Levocarnitine may confer potential benefit in VPA-toxicity, especially in the setting of hepatotoxicity, hyperammonemia, or significant CNS depression (50 to 100 mg/kg per day) [7]. A small study of levocarnitine in patients with severe VPA toxicity demonstrated a significant mortality benefit. Levocarnitine’s mechanism of action is thought to be related to its ability to decrease elevated ammonia levels, which may contribute to development of coma in VPA toxicity [8]. Levocarnitine has been shown to reduce phosphorus levels. Prohaska et al. [9] presented a case in which levocarnitine was administered for VPA intoxication, and after two days of treatment, phosphorous level decreased. We used levocarnitine in our patient (50 mg/kg per day for 3 days) and hypophosphatemia was occurred.

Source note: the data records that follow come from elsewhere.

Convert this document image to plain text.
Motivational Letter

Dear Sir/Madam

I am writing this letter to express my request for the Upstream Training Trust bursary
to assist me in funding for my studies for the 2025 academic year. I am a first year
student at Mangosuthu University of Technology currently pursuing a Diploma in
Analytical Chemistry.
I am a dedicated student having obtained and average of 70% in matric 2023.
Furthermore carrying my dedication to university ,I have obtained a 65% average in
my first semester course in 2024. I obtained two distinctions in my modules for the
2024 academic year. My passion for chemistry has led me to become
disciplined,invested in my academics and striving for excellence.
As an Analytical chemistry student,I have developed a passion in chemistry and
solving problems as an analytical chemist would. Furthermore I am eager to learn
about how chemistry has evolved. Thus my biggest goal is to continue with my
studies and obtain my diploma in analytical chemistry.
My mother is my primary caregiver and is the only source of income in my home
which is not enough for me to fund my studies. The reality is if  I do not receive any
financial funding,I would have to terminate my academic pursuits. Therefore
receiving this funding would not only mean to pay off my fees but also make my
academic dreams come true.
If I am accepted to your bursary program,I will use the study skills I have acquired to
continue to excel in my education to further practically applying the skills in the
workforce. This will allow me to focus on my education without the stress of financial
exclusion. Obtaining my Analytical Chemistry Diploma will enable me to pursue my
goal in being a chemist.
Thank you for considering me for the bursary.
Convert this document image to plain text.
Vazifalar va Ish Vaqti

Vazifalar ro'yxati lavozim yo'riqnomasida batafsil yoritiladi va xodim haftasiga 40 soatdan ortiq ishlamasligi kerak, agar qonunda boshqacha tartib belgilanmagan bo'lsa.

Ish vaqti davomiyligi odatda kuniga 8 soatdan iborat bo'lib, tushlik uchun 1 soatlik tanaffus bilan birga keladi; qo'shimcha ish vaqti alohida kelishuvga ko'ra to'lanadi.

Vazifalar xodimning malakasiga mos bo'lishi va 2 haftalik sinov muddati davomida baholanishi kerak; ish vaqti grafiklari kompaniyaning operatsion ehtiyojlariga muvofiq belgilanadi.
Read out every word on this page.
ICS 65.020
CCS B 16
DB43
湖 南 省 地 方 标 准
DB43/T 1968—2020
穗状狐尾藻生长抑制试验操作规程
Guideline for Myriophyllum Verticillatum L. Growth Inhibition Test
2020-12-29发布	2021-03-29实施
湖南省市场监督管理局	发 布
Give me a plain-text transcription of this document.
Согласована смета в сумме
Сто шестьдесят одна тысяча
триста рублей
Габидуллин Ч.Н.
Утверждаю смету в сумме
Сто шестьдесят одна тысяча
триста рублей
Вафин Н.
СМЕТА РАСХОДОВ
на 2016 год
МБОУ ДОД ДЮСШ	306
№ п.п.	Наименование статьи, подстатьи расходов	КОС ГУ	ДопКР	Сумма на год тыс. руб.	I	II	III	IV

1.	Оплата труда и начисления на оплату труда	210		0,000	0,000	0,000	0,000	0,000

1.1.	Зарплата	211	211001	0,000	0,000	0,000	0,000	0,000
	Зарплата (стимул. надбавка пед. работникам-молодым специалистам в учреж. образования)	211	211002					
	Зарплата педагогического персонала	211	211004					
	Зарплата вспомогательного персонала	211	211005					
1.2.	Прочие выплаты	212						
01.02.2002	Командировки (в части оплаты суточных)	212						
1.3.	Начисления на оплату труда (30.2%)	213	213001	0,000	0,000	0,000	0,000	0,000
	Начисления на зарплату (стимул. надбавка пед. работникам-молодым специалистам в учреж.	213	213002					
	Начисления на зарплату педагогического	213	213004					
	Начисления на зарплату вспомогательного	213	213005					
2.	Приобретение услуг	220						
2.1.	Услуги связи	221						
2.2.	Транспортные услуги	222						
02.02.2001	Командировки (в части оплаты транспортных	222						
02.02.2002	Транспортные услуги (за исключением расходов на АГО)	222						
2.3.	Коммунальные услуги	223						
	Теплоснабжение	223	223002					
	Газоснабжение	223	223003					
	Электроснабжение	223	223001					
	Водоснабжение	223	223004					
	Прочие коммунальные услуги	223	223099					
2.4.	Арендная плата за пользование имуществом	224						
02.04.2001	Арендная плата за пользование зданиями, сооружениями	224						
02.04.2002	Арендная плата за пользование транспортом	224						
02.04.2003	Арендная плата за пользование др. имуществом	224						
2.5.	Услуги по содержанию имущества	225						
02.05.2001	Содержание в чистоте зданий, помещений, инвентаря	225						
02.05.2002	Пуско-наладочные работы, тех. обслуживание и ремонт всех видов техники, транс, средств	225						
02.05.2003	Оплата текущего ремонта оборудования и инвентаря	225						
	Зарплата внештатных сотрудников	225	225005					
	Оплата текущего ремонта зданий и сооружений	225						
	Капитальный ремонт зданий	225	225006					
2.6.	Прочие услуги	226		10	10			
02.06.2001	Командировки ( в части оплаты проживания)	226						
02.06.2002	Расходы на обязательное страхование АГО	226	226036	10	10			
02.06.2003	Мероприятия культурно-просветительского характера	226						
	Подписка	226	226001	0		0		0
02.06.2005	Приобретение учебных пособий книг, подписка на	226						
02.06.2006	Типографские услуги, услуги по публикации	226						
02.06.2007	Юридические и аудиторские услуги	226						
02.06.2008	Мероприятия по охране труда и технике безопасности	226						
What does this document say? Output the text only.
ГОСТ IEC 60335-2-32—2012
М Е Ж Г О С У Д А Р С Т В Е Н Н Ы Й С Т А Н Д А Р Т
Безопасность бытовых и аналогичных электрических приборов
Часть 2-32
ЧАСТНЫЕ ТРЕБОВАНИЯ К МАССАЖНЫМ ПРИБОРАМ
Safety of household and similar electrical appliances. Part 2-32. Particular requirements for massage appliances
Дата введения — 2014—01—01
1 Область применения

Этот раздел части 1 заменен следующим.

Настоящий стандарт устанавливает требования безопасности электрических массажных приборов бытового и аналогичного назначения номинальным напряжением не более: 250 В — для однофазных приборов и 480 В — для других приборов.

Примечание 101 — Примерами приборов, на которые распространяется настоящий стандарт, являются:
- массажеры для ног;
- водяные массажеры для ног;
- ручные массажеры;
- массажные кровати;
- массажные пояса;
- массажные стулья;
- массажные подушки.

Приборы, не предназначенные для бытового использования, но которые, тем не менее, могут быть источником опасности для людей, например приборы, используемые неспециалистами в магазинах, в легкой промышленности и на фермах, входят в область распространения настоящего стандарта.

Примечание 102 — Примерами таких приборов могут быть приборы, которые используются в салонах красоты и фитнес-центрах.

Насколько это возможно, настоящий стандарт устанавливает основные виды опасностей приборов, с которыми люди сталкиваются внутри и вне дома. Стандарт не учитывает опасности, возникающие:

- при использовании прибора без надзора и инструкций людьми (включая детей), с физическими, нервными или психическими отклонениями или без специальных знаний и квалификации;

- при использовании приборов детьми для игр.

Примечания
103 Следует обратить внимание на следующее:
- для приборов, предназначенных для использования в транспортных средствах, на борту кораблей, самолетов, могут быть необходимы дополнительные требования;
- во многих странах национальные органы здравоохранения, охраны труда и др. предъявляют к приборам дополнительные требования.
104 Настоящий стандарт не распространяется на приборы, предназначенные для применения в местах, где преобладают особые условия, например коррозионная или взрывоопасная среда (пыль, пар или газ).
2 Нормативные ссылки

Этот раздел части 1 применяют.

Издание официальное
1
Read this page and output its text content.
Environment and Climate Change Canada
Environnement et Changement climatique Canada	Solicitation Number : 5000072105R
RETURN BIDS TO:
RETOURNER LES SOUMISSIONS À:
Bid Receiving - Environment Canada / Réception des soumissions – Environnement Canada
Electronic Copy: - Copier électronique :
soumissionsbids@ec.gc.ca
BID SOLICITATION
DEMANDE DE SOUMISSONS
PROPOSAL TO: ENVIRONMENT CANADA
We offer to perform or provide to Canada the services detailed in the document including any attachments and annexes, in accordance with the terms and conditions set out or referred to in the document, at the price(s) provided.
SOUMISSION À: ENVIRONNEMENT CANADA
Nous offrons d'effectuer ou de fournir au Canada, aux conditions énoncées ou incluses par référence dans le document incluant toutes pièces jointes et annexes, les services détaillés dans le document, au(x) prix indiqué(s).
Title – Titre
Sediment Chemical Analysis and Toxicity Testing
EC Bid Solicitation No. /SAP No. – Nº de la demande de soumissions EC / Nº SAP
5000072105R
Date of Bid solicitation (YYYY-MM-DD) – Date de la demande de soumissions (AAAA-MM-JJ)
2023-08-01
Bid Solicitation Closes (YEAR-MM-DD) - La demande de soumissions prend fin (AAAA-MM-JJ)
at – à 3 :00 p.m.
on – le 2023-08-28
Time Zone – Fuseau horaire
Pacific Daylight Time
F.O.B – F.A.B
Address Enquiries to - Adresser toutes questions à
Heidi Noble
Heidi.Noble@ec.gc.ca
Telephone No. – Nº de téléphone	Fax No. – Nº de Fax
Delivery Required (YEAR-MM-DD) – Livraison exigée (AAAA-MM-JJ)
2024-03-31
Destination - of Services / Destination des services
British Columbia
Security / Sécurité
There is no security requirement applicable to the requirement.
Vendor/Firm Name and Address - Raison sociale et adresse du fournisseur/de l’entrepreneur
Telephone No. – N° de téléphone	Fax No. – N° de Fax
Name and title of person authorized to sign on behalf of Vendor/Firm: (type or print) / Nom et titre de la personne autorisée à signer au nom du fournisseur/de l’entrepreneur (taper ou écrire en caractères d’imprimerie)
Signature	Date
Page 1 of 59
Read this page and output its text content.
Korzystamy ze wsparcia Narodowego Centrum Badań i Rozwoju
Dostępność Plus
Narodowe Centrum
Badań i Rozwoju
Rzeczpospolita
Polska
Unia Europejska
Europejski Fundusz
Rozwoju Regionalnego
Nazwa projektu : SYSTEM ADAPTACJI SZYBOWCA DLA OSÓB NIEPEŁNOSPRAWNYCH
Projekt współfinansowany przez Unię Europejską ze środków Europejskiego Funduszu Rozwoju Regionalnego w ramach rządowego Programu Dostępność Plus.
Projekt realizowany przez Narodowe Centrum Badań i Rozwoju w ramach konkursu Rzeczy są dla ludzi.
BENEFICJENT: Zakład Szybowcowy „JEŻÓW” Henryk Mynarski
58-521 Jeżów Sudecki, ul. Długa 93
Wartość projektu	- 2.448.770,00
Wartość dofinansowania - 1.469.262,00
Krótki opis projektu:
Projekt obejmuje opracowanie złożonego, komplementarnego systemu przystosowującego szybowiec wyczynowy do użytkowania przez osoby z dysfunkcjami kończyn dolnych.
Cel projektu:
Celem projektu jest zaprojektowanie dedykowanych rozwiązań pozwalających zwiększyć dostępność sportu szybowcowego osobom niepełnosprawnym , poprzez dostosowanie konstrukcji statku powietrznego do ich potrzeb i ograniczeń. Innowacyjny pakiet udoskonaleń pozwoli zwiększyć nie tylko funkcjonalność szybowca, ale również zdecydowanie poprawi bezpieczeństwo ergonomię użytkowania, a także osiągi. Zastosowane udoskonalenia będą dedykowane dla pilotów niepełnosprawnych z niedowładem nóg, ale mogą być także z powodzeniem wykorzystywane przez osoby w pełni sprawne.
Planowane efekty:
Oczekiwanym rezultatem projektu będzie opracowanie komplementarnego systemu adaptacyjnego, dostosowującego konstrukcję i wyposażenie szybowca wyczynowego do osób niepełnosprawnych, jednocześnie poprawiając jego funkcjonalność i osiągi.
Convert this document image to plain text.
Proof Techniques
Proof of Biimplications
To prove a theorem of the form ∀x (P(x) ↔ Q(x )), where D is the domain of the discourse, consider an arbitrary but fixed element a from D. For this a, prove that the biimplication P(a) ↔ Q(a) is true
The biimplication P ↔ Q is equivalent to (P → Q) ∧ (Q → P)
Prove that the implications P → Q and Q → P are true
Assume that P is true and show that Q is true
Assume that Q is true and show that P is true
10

Patients with significant neurological and cardiovascular effects or with a VPA levels (>850 μg/mL) should be considered for hemodialysis. VPA is highly protein bound, and saturation of available binding sites usually occurs when blood levels reach 90–100 μg/mL. Therefore, there can be very high serum levels of free VPA and its metabolites circulating in the blood stream that can be easily removed by hemodialysis with resultant reversal of the severe metabolic abnormalities seen in VPA toxicity [2, 4].

In our patient, high-flux hemodialysis was performed for four hours and found significant drop in both serum VPA and serum ammonia levels.

In conclusion, we report the successful use of high-flux hemodialysis and levocarnitine in a patient with severe acute valproic acid intoxication. The patient’s hemodynamic status and mental function improved in conjunction with the acute reduction in VPA concentrations. This explanation is plausible in our case, and monitoring of phosphorus levels in patients prescribed levocarnitine may be warranted.